“The grass is greener where you water it.”
I was just about to walk out of the door to go to the gym and I felt my body ache. I contemplated what to do about that, turned around, took my snickers off and started cooking dinner.
I feel like a bag of sand. I feel very tired, weak, achy and sore. I am not sick though. The stupid allergies are there but I don’t care about them anymore.
I kind of feel bad that I didn’t ride my bike today or go to the gym. Actually, when my friend cancelled our biking plans on me, I still couldn’t have gone with other people and I chose not to. I am a little bit angry with my body and hope that it recovers fast before the weekend as I have another active trip planned. But honestly, I don’t have a right to be angry with my body. I think my body does not deserve the way I treat it. I don’t feed it properly, I don’t give it much rest and I don’t give it enough water. I feel that I exhausted it…
For the last couple of weeks (or maybe months), I have been running around like a crazy woman. I am planning my summer trips, fall trips, running errands all the time, trying to exercise between hiking, trail running and mountain biking, meeting friends, taking care of the dog, training the dog and dealing with his crap, keeping up with grocery essentials, guest visits, shit braking in the house, plus extra house projects and work. Wow. Oh and plus I have to go to the gym 8 times a week to keep my free memberships there (a perk of being a spouse of a deployed soldier)!

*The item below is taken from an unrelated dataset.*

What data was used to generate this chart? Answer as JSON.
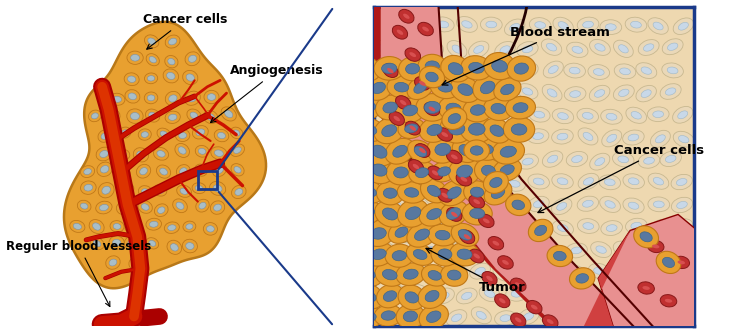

The thing is that half of all of that is on me. I am intentionally staying busy. I have no family here. My husband has been deployed for 8 months. I am actually really proud that I am handling things on my own and that I got my routine down. I am trying to stay busy. I do not want to feel lonely and want to be productive. But maybe it is too much for me even my body had to tell me to stop? But man, I cannot stop: I have a car oil appointment scheduled this week( itis 1000 miles past due.) And then I need to do my car registration thing as July is almost over and then I need to bike and go to the gym and meet with friends and do work happy hours. Stop! And slow down.
However, I don’t view my life as hectic. Only looking back after the fact I am like, wow, I have been busy! I feel like slow dog walks and park plays each morning and evening have been my sanity. It is quiet, I can hear the birds singing. I am enjoying the flowers, trees, mountains and fresh air.
I am also trying to figure out feeding myself situation as it is so related to my body state!
I hate cooking. I don’t remember when was the last time I cooked a proper meal. During a Camping trip two weeks ago?? The situation definitely worsened since the time my husband left. For a couple of months, I was consuming HelloFresh boxes while I had a nice discount with them. Oh boy, it was stressful. I had to make sure that I cooked three times a week otherwise the packages would go bad. But I was feeding myself well. Then there was a time I was doing meal prepping on Sundays. Meals would last me for a couple of days during the week. It was too much work and I couldn’t eat my creations for that long, they were not tasty enough and I would get tired of the same food. Then, I did salads for lunches but I would get hungry too fast and my spinach would always go bad by the time I finish it.
But last week was the worst. I barely ate any lunches and was getting fast food dinners. My work was so slammed to go out for lunch, I didn’t have any food in the fridge to pack lunches, or I didn’t want to eat the stuff I would bring. The thing is that I like to eat but I don’t like to cook and I am too frugal to eat out all the time. And when I am stressed, I cannot eat.
I feel bad about complaining on this matter as I should be grateful for such an abundance of food around. There are so many fast food chains and the grocery stores have multiple options for food prep.
Maybe I should give myself a break and hire a cook? I think I can afford it and then I won’t die from malnutrition!
Anyway, I am going to bed early today. I am exhausted.